Traduction par E. Lagentie de Lavaïsse.
Pichon et Depierreux (p. 69-70).

SECTION VII.
Du Sublime.

Tout ce qui est propre à exciter les idées de la douleur et du danger ; c’est-à-dire, tout ce qui est en quelque sorte terrible, tout ce qui traite d’objets terribles, tout ce qui agit d’une manière analogue à la terreur, est une source du sublime ; ou, si l’on veut, peut susciter la plus forte émotion que l’ame soit capable de sentir. Je dis la plus forte émotion, parce que je suis convaincu que les idées de la douleur sont plus puissantes que celles qui viennent du plaisir.
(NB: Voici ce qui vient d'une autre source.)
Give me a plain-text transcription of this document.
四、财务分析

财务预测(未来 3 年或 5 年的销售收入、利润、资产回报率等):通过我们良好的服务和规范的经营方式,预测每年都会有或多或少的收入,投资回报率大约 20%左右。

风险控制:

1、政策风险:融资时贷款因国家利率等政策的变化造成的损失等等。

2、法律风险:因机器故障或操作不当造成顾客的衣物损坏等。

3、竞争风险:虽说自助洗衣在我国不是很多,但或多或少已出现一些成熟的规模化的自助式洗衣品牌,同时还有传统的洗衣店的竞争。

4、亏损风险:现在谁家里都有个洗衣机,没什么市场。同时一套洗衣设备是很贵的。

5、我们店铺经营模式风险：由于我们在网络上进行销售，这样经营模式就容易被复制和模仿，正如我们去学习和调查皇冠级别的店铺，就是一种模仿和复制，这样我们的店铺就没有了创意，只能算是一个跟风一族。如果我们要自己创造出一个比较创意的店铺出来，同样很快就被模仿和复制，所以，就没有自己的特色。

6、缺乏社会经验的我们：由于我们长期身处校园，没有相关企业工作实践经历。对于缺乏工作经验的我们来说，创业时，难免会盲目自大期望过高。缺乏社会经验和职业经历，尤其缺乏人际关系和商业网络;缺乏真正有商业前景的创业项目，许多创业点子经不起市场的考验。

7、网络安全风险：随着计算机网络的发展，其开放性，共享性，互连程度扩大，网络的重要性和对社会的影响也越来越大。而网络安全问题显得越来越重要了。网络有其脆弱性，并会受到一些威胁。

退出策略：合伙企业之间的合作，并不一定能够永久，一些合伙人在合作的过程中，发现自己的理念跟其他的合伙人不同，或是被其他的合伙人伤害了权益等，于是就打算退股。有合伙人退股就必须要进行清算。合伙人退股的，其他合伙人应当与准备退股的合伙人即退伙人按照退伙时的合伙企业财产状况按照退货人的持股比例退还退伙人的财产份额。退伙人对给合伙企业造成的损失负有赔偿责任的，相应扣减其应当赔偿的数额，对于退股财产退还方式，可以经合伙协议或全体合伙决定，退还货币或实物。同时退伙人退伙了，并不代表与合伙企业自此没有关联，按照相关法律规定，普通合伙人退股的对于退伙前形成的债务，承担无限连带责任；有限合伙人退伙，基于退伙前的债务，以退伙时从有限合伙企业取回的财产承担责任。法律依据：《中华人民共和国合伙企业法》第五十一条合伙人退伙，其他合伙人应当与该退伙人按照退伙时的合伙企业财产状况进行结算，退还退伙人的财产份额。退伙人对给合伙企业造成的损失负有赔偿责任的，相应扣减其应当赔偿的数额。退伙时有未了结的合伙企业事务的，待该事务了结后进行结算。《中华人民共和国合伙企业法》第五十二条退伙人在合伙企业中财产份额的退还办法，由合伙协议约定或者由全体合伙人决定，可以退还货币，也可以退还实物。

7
Il est hors de doute qu’il existe des tourmens dont les effets sur l’ame et sur le corps doivent être plus énergiques que tous les plaisirs que pourraient inventer les imaginations les plus vives et les plus voluptueuses, et dont pourraient jouir les organes les plus sensibles. Je doute même qu’il se trouvât un homme qui voulût acheter une vie de bonheur parfait avec la condition de la finir dans les tourmens que la justice infligea en quelques heures au dernier régicide de France. Mais si la douleur agit plus puissamment que le plaisir, elle touche moins que l’idée de la mort ; parce qu’il y a peu de douleurs, même des plus cruelles, qu’on ne préfère à la mort ; et ce qui ajoute à l’horreur de la douleur elle-même, n’est-ce pas qu’on la considère comme un émissaire de cette reine des terreurs. Lorsque le danger et la douleur pressent de trop près, ils ne peuvent donner aucun délice ; ils sont simplement terribles : mais à certaines distances, et avec certaines modifications, ces affections peuvent devenir et deviennent réellement délicieuses : c’est ce qui est confirmé par une expérience journalière. J’essaierai bientôt d’en découvrir la cause.